Au lendemain du vote qui s'est tenu jeudi pour renouveler de nombreux conseils municipaux, dont les résultats tombent progressivement, les conservateurs (Tories), qui gouvernent le pays depuis 13 ans, essuient déjà des défaites lourdes de sens dans des bastions traditionnels de la droite britannique.
"C'est toujours décevant pour ces conseillers conservateurs qui travaillent dur", a réagi Rishi Sunak sur Sky News, répétant ses promesses au niveau national concernant l'économie, la santé ou la lutte contre l'immigration illégale. Il avait dit mercredi s'attendre à des élections "difficiles".
Plus de 250 sièges perdus
Après dépouillement des bulletins dans 72 des 230 conseils locaux en jeu cette année, les conservateurs perdent 258 élus. Le Parti travailliste (le Labour) en remporte 143. Les Libéraux-Démocrates (centre) enregistrent un gain de 63 élus, les écologistes du Green Party en remportent 37.

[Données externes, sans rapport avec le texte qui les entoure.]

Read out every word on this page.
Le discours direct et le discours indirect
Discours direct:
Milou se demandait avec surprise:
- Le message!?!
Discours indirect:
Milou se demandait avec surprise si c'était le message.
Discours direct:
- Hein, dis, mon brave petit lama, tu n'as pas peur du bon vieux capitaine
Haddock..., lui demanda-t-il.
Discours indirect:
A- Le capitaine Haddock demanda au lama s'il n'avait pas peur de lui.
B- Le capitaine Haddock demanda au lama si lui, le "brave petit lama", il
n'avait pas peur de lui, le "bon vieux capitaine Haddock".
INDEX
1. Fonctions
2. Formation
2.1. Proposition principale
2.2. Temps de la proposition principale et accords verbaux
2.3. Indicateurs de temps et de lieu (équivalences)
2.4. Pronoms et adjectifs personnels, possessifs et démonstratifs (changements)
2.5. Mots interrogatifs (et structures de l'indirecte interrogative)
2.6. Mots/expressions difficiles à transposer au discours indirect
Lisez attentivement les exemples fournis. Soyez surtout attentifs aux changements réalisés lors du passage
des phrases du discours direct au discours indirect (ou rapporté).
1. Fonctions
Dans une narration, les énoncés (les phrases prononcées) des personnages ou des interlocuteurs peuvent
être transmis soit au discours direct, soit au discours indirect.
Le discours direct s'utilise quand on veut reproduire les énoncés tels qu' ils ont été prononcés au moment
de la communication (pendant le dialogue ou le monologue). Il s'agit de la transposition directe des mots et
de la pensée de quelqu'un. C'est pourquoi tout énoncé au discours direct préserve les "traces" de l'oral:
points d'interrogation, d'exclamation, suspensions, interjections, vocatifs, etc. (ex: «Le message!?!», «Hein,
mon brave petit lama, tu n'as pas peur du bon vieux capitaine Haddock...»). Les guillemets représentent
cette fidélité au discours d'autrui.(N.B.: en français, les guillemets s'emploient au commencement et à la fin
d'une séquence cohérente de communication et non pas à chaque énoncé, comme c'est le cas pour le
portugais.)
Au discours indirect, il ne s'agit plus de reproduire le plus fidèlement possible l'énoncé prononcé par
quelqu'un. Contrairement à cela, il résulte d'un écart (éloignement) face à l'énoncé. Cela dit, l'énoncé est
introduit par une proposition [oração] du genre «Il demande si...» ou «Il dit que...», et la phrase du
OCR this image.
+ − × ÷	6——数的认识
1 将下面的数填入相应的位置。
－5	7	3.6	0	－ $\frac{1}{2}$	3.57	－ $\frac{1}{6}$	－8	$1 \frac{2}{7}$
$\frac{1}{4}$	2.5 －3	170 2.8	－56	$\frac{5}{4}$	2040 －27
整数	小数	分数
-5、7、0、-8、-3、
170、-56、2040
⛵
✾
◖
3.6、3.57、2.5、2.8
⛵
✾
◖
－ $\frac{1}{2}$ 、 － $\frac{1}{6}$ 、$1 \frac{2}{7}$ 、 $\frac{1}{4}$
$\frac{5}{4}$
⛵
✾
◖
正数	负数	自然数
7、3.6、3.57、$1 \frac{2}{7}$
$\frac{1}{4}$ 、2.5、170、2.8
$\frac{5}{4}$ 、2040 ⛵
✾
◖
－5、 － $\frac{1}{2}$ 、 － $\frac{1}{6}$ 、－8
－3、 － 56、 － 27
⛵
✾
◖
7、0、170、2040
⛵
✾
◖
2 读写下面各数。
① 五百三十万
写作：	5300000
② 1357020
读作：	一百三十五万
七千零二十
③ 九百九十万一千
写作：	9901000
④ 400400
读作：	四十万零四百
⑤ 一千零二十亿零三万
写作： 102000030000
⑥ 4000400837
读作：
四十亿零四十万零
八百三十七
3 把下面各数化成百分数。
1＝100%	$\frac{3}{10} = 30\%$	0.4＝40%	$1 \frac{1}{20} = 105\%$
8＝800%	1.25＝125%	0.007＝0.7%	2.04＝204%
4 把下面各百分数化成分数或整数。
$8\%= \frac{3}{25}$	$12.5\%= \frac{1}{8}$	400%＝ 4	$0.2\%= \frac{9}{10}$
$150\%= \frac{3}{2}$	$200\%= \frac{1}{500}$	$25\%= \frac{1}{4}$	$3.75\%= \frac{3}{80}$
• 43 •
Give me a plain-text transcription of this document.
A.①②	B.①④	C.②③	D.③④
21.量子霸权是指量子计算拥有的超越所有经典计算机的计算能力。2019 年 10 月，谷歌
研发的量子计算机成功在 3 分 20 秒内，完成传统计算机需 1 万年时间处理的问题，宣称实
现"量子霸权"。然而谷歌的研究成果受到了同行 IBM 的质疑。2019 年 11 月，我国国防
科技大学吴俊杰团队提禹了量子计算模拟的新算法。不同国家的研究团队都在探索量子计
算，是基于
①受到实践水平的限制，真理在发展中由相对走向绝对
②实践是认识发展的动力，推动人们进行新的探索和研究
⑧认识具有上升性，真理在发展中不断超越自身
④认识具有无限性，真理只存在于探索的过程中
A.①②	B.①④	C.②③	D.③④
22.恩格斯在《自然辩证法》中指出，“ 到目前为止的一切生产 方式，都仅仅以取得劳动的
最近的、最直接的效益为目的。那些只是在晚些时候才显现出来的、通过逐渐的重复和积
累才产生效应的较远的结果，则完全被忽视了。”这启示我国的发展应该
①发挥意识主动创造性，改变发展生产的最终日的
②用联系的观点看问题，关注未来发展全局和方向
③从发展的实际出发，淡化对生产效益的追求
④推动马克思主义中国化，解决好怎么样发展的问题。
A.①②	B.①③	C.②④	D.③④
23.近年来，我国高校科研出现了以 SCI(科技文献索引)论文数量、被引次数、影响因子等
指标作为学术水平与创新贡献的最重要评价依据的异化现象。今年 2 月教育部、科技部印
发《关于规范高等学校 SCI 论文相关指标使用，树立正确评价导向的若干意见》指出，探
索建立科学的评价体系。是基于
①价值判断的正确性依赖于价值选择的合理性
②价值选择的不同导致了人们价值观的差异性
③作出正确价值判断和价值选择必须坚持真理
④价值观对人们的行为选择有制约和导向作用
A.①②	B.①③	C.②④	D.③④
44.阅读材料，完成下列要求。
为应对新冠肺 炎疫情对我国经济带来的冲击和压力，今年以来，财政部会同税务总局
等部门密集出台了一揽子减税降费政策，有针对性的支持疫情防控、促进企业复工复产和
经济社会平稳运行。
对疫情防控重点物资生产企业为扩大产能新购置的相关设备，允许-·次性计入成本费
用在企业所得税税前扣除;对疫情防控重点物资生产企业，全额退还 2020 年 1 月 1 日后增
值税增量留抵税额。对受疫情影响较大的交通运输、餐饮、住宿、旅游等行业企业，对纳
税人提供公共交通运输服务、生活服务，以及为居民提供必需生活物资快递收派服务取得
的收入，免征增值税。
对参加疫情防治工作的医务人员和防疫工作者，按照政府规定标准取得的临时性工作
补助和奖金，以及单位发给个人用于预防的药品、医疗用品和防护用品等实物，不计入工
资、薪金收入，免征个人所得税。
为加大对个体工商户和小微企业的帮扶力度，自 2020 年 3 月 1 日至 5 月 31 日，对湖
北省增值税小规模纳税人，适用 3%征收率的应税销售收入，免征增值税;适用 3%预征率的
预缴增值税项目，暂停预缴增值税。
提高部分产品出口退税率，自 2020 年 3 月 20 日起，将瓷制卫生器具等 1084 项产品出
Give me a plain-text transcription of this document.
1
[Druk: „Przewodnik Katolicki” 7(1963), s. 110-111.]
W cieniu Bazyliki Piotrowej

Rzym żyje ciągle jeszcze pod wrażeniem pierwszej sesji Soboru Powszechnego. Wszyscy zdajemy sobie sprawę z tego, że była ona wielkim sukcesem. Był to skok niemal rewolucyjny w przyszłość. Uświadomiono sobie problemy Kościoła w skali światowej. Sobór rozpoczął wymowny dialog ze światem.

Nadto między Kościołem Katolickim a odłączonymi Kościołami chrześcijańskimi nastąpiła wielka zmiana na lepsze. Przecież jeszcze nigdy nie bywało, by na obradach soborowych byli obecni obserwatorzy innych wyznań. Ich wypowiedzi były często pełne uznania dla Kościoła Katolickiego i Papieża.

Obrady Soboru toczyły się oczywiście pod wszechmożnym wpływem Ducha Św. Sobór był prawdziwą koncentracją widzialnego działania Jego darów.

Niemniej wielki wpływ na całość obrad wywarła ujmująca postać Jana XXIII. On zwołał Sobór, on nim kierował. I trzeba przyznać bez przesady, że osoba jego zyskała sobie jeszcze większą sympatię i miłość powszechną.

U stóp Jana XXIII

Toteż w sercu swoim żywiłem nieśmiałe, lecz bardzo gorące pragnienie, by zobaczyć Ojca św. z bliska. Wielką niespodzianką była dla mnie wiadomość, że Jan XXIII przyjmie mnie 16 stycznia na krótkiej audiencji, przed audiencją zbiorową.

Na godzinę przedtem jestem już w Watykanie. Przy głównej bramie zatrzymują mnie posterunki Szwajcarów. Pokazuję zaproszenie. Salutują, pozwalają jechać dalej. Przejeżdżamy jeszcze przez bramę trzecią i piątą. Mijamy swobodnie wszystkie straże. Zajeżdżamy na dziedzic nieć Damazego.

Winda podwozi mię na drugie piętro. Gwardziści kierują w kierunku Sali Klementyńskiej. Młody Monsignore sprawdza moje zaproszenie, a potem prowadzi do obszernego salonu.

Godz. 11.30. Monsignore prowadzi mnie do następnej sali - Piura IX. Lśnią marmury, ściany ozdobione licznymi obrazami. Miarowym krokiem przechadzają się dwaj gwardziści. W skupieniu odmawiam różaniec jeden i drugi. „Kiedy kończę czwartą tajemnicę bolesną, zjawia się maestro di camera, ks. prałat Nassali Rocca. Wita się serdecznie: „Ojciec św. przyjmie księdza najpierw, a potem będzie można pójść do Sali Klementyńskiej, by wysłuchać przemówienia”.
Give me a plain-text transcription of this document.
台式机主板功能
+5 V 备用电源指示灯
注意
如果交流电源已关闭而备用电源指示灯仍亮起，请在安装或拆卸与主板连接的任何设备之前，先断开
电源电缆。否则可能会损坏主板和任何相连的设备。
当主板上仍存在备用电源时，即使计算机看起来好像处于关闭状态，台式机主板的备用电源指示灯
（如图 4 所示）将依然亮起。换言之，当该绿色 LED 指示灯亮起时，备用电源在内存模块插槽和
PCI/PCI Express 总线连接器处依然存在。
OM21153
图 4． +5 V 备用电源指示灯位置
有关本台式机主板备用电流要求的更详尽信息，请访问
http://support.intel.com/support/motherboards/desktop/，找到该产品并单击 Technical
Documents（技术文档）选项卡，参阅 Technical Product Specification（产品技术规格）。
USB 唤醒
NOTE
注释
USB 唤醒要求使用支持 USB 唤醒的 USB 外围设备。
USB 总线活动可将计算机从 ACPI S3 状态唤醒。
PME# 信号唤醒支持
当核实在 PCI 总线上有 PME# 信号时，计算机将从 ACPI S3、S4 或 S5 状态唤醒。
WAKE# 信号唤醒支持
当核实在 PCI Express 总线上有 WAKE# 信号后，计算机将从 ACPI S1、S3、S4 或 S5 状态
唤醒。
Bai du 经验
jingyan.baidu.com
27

Le Parti travailliste, qui espère réussir à faire entrer son chef Keir Starmer à Downing Street à l'issue des prochaines élections législatives prévues d'ici à la fin de l'année prochaine, a remporté les conseils locaux de Plymouth (sud) et Stoke-on-Trent (nord), "capitale" du Brexit qui avait voté à 69% pour la sortie de l'Union européenne en 2016.
"Un pays où les gens souffrent"
Professeure émérite d'études britanniques à l'Université Bordeaux Montaigne, Moya Jones a décrypté le résultat de ces scrutins vendredi dans Forum: "Il suffit de regarder les déboires de Boris Johnson, de Liz Truss, la crise du Covid, la sortie de l'UE, les grèves dans le service de santé national, les grèves pour le chemin de fer, l'inflation, le coût de la vie... que voulez-vous? Les conservateurs gouvernent actuellement un pays où les gens souffrent."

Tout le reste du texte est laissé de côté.